Today marks the day that my father died. For a day of such huge significance however, it is not a day that I normally dwell on. I'm always aware in the week that precedes it that it is coming but there is no tradition or event or ritual that is followed to acknowledge the date or passing of time. Perhaps another part of the loss, is the fact that my father is buried far, far away in the country of his birth, so there has never been a place that my family members and I have ever gathered to commiserate or to show our respect. There is no place to lay flowers, no gravestone to clean or polish and this is not something I have ever grieved since it has not been a part of the journey of loss for me. My faith, even since my bereavement at such a tender age, has always given me the assurance that my connection to the father goes beyond any place that his body lays. That said, one of the greatest tortures of my younger years was the tiny seed of doubt that questioned if my father had indeed passed away. Since I never attended his funeral and never saw his lifeless body, perhaps there had been a mistake? For years, if I saw a man who resembled my father, for a moment, that fleeting hopeful, betraying moment, as my heart rate soared I would believe he was alive. Alive!

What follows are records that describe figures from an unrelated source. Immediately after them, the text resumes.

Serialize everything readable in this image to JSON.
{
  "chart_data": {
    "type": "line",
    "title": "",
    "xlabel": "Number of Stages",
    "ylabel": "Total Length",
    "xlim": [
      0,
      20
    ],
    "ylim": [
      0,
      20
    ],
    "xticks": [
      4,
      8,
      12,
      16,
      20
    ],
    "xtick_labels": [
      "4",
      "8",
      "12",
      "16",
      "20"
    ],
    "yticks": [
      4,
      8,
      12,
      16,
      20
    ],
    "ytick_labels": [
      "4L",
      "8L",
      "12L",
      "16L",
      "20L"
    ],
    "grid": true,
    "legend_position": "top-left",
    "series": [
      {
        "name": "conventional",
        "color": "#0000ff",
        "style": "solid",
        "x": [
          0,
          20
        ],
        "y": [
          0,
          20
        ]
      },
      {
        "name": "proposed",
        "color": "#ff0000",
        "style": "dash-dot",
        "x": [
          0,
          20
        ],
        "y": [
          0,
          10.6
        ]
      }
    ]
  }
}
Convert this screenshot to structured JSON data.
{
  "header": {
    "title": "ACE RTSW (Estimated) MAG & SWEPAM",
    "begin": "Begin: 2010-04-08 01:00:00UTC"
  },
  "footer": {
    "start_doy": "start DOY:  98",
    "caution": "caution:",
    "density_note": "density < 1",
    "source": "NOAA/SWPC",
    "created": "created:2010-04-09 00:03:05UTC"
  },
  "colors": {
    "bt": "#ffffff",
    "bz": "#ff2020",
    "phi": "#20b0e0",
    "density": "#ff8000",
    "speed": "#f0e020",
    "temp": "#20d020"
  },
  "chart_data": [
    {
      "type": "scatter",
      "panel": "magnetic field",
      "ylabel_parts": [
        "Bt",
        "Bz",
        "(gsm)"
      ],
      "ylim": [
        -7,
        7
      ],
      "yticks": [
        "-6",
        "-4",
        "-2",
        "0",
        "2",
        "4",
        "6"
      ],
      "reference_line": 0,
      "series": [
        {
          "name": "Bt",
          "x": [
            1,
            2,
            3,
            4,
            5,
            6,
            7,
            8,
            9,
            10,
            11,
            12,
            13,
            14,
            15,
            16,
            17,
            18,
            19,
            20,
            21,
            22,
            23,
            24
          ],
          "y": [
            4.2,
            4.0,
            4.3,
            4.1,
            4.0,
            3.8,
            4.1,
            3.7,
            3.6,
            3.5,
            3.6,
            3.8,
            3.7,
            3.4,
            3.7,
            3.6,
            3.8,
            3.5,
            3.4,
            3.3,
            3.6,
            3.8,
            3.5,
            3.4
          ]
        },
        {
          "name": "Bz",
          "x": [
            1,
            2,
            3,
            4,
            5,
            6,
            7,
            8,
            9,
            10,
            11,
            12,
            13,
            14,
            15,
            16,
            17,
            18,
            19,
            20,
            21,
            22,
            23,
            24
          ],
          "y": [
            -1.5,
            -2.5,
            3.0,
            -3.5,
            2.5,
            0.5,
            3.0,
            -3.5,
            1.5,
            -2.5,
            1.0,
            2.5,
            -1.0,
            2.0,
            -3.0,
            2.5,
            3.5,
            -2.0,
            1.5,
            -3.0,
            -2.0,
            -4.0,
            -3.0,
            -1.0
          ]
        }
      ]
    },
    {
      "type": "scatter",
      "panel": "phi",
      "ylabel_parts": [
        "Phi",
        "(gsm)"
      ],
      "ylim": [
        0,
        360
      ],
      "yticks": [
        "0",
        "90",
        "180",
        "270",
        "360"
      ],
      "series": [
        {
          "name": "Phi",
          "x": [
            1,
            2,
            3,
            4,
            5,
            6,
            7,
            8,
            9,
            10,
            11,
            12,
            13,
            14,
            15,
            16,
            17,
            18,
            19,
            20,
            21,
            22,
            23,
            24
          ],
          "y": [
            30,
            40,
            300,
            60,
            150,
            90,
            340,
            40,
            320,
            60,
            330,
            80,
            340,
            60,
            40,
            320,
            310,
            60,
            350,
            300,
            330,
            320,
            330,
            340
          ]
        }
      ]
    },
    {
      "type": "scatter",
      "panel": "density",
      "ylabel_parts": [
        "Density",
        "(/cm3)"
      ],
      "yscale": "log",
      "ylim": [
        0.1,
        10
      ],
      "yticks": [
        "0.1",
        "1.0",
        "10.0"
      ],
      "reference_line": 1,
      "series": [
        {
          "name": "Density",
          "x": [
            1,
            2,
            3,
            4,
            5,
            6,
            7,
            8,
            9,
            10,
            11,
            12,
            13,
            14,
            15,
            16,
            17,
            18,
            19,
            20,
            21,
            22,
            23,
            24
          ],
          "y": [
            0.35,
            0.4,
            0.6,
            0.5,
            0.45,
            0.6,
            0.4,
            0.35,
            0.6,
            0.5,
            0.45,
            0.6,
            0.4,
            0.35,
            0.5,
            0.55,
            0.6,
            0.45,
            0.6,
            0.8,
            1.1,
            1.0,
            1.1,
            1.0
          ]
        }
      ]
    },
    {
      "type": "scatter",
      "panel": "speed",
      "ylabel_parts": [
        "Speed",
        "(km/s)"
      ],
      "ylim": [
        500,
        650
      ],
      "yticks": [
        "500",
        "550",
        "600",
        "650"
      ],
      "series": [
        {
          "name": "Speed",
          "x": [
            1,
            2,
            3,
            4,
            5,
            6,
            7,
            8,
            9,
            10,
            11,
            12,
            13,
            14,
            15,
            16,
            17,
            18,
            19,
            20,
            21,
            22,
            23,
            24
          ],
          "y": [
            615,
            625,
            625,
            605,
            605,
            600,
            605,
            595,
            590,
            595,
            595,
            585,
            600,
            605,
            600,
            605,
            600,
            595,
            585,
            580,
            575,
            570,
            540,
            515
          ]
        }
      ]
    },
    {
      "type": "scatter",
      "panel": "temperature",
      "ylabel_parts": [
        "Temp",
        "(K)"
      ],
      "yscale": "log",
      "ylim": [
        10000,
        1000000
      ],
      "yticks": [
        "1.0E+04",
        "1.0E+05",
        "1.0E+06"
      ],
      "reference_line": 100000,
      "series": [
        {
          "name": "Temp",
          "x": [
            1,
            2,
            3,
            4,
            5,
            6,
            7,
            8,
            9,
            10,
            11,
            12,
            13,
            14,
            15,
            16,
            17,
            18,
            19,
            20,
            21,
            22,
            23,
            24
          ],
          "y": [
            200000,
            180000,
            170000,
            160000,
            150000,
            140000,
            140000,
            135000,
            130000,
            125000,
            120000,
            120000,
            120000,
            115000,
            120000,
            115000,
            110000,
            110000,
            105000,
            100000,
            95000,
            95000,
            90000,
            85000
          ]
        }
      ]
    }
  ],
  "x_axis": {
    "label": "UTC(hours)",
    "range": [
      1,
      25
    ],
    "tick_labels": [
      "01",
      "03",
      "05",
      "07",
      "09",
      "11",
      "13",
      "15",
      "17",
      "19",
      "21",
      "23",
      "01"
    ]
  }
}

Only for the inevitable - the slightly embarrassed realisation of my error quickly followed by the almost indescribable burn of the loss once more.
It's interesting to me that when I mentioned in passing to my children that today is the day that their grandfather died, they were empathic yet unperturbed. The story of their grandfather's life very much surpasses any focus on his death. By this I mean, my father and his story is inherently built within the fabric of their own lives. He is living and present in this way. He is part of our conversations and a part of our storytelling. He is part of them in name and his blood runs through their veins, something they proudly wear on their sleeves.

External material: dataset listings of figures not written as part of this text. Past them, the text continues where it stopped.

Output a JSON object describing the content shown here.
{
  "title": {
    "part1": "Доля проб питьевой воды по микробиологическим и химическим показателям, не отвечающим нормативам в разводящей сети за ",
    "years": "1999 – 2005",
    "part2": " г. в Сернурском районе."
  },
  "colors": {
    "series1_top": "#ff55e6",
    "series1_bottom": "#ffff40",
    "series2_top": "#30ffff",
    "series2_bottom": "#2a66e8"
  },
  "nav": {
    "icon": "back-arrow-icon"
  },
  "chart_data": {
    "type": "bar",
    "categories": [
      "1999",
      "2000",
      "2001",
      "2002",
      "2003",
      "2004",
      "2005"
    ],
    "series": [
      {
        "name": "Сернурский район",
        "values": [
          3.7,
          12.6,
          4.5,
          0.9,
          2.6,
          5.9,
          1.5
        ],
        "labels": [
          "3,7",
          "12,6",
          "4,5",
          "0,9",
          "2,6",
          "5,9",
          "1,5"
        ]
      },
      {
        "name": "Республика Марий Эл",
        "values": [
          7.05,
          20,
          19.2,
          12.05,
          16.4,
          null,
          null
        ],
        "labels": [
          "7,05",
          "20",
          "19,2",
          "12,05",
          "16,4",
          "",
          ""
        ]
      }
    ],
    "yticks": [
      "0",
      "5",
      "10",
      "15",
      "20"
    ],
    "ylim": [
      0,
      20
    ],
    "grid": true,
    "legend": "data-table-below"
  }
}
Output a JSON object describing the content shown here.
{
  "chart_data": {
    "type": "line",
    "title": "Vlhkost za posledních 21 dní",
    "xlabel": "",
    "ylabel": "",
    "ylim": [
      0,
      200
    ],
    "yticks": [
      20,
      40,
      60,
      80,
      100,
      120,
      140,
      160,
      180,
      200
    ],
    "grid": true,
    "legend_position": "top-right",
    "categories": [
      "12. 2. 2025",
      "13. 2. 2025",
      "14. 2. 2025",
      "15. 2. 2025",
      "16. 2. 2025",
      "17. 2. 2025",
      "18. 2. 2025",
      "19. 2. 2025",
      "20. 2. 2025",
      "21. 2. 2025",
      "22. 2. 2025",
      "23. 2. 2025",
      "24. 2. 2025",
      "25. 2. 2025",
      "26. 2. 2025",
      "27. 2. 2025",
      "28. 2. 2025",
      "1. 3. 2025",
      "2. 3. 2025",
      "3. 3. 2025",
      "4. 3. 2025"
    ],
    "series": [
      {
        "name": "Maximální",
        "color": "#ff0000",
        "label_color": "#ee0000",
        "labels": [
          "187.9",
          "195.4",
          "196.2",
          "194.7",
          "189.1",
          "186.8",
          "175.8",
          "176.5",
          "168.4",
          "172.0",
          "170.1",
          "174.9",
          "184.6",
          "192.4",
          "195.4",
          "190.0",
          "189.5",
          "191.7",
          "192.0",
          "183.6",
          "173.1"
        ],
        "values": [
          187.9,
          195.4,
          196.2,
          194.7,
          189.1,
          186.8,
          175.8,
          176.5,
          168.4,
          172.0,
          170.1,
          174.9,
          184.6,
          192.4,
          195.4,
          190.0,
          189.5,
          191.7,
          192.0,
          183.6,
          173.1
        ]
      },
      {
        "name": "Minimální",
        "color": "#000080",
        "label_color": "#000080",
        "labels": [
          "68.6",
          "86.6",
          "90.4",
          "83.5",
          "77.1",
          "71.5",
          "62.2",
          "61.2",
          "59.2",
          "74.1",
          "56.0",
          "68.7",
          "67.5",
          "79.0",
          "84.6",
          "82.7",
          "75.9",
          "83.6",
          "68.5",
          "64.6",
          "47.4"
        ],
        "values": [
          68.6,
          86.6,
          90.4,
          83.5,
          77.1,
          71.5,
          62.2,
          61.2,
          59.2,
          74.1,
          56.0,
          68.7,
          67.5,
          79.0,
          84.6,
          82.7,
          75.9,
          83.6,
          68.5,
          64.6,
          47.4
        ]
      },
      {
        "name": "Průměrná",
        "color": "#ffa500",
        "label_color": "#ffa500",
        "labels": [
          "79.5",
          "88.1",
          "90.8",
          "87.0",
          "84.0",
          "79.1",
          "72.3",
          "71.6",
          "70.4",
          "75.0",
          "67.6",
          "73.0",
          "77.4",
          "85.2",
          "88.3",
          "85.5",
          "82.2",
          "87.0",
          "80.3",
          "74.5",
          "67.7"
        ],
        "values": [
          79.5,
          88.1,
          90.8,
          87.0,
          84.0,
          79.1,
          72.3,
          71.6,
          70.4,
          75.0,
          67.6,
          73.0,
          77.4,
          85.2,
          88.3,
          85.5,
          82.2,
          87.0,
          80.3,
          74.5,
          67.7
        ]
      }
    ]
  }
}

Up until I was I think five or six years old, I obsessively carried my baby blanket around with me. It was named 'shawlie'. One day my brother, my elder by seven years, challenged me to throw my shawlie into the sea. I watched my companion of five/six years slowly and then very, very quickly disappear up and over the crashing white waves suddenly processing that this was goodbye. I had thought I was ready to say goodbye, I of course was not. This is still how I feel about my father's death. I think I am ready to accept the abscence and say goodbye once and for all but of course I am not. He is further and further out to sea, drifting always, out of my reach. If I squint, I might just catch sight of him. Some days my hand almost reaches his, on others my hands do not even leave my sides to reach out into the distance and yet, there are those days where I see him standing alongside me on the shore. He is quiet and so am I. He seldom appears in this way but when he does I am left with the whispers of him for days and days.